I want to find digits followed by "f", "ff", "f." or "ff." to standardize the spelling following given conventions/rules.
I already tried some regular expressions, but unfortunately I did not find an universal expression grabbing all of the cases above (f, ff, f., ff.).
In spoken words it seems easy:
- find digits
- followed by an optional whitespace
- then followed by f, ff, f. or ff.
- only whitespaces or NOT word boundaries are allowed before and after the expression
The beginning of the regex is quite easy, but I can’t figure out how to handle the different "f"-cases and the NOT boundaries following.
My best guess yet is:
(?<=\b)(\d+(\h|\b)?f{1,2})\.?
but then still the stings followed by a word character are found.
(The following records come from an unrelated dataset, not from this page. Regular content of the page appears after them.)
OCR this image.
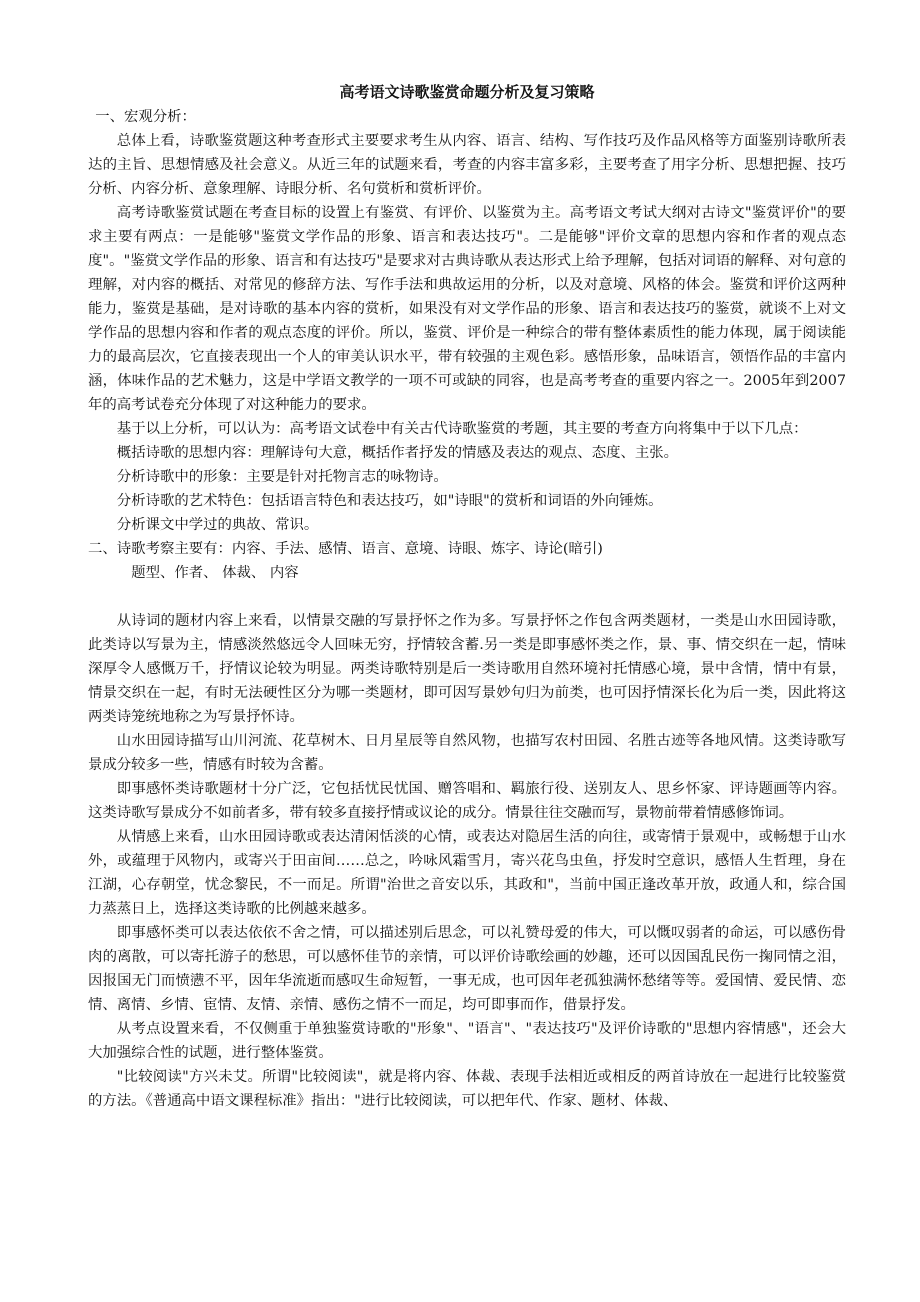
高考语文诗歌鉴赏命题分析及复习策略

一、宏观分析：

总体上看，诗歌鉴赏题这种考查形式主要要求考生从内容、语言、结构、写作技巧及作品风格等方面鉴别诗歌所表达的主旨、思想情感及社会意义。从近三年的试题来看，考查的内容丰富多彩，主要考查了用字分析、思想把握、技巧分析、内容分析、意象理解、诗眼分析、名句赏析和赏析评价。

高考诗歌鉴赏试题在考查目标的设置上有鉴赏、有评价、以鉴赏为主。高考语文考试大纲对古诗文"鉴赏评价"的要求主要有两点：一是能够"鉴赏文学作品的形象、语言和表达技巧"。二是能够"评价文章的思想内容和作者的观点态度"。"鉴赏文学作品的形象、语言和有达技巧"是要求对古典诗歌从表达形式上给予理解，包括对词语的解释、对句意的理解，对内容的概括、对常见的修辞方法、写作手法和典故运用的分析，以及对意境、风格的体会。鉴赏和评价这两种能力，鉴赏是基础，是对诗歌的基本内容的赏析，如果没有对文学作品的形象、语言和表达技巧的鉴赏，就谈不上对文学作品的思想内容和作者的观点态度的评价。所以，鉴赏、评价是一种综合的带有整体素质性的能力体现，属于阅读能力的最高层次，它直接表现出一个人的审美认识水平，带有较强的主观色彩。感悟形象，品味语言，领悟作品的丰富内涵，体味作品的艺术魅力，这是中学语文教学的一项不可或缺的同容，也是高考考查的重要内容之一。2005年到2007年的高考试卷充分体现了对这种能力的要求。

基于以上分析，可以认为：高考语文试卷中有关古代诗歌鉴赏的考题，其主要的考查方向将集中于以下几点：

概括诗歌的思想内容：理解诗句大意，概括作者抒发的情感及表达的观点、态度、主张。

分析诗歌中的形象：主要是针对托物言志的咏物诗。

分析诗歌的艺术特色：包括语言特色和表达技巧，如"诗眼"的赏析和词语的外向锤炼。

分析课文中学过的典故、常识。

二、诗歌考察主要有：内容、手法、感情、语言、意境、诗眼、炼字、诗论(暗引)

题型、作者、 体裁、 内容

从诗词的题材内容上来看，以情景交融的写景抒怀之作为多。写景抒怀之作包含两类题材，一类是山水田园诗歌，此类诗以写景为主，情感淡然悠远令人回味无穷，抒情较含蓄.另一类是即事感怀类之作，景、事、情交织在一起，情味深厚令人感慨万千，抒情议论较为明显。两类诗歌特别是后一类诗歌用自然环境衬托情感心境，景中含情，情中有景，情景交织在一起，有时无法硬性区分为哪一类题材，即可因写景妙句归为前类，也可因抒情深长化为后一类，因此将这两类诗笼统地称之为写景抒怀诗。

山水田园诗描写山川河流、花草树木、日月星辰等自然风物，也描写农村田园、名胜古迹等各地风情。这类诗歌写景成分较多一些，情感有时较为含蓄。

即事感怀类诗歌题材十分广泛，它包括忧民忧国、赠答唱和、羁旅行役、送别友人、思乡怀家、评诗题画等内容。这类诗歌写景成分不如前者多，带有较多直接抒情或议论的成分。情景往往交融而写，景物前带着情感修饰词。

从情感上来看，山水田园诗歌或表达清闲恬淡的心情，或表达对隐居生活的向往，或寄情于景观中，或畅想于山水外，或蕴理于风物内，或寄兴于田亩间……总之，吟咏风霜雪月，寄兴花鸟虫鱼，抒发时空意识，感悟人生哲理，身在江湖，心存朝堂，忧念黎民，不一而足。所谓"治世之音安以乐，其政和"，当前中国正逢改革开放，政通人和，综合国力蒸蒸日上，选择这类诗歌的比例越来越多。

即事感怀类可以表达依依不舍之情，可以描述别后思念，可以礼赞母爱的伟大，可以慨叹弱者的命运，可以感伤骨肉的离散，可以寄托游子的愁思，可以感怀佳节的亲情，可以评价诗歌绘画的妙趣，还可以因国乱民伤一掬同情之泪，因报国无门而愤懑不平，因年华流逝而感叹生命短暂，一事无成，也可因年老孤独满怀愁绪等等。爱国情、爱民情、恋情、离情、乡情、宦情、友情、亲情、感伤之情不一而足，均可即事而作，借景抒发。

从考点设置来看，不仅侧重于单独鉴赏诗歌的"形象"、"语言"、"表达技巧"及评价诗歌的"思想内容情感"，还会大大加强综合性的试题，进行整体鉴赏。

"比较阅读"方兴未艾。所谓"比较阅读"，就是将内容、体裁、表现手法相近或相反的两首诗放在一起进行比较鉴赏的方法。《普通高中语文课程标准》指出："进行比较阅读，可以把年代、作家、题材、体裁、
When I extend the regex to:
(?<=\b)(\d+(\h|\b)?f{1,2})\.?(\W)
the numbered of "false funds" are decreasing, but still it is not the solution
I prepared lines for testing. The lines containing a plus "+" should be found, at the same time the ones with a minus "-" should not be found.
00f aaa +
00f. aaa +
00ff aaa +
00ff. aaa +
00 f aaa +
00 f. aaa +
00 ff aaa +
00 ff. aaa +
+ aaa 00f aaa +
+ aaa 00f. aaa +
+ aaa 00ff aaa +
+ aaa 00ff. aaa +
+ aaa 00 f aaa +
+ aaa 00 f. aaa +
+ aaa 00 ff aaa +
+ aaa 00 ff. aaa +
+ aaa 00f
+ aaa 00f.
+ aaa 00ff
+ aaa 00ff.
+ aaa 00 f
+ aaa 00 f.
+ aaa 00 ff
+ aaa 00 ff.
00 faaa -
00 f.aaa -
00 ffaaa -
00 ff.aaa -
00af aaa -
00af. aaa -
00aff aaa -
00aff. aaa -
- aaa 00 faaa -
- aaa 00 f.aaa -
- aaa 00 ffaaa -
- aaa 00 ff.aaa -
- aaa 00af aaa -
- aaa 00af. aaa -
- aaa 00aff aaa -
- aaa 00aff. aaa -
- aaa00f
- aaa00f.
- aaa00ff
- aaa00ff.
- aaa 00af
- aaa 00af.
- aaa 00aff
- aaa 00aff.
00faaa -
00f.aaa -
00ffaaa -
00ff.aaa -
00af aaa -
00af. aaa -
00aff aaa -
00aff. aaa -
- aaa00 faaa -
- aaa00 f.aaa -
- aaa00 ffaaa -
- aaa00 ff.aaa -
- aaa00af aaa -
- aaa00af. aaa -
- aaa00aff aaa -
- aaa00aff. aaa -
- aaa00af
- aaa00af.
- aaa00aff
- aaa00aff.
Further, the aim is to group the digits anf "f"-cases in a manner, so that they can be uses in a replacement-expression to standardize the spelling to one of those cases:
- 123 ff. (with whitespace, with dot)
- 123 ff (with whitespace, without dot)
- 123ff. (without whitespace, with dot)
- 123ff (without whitespace, without dot)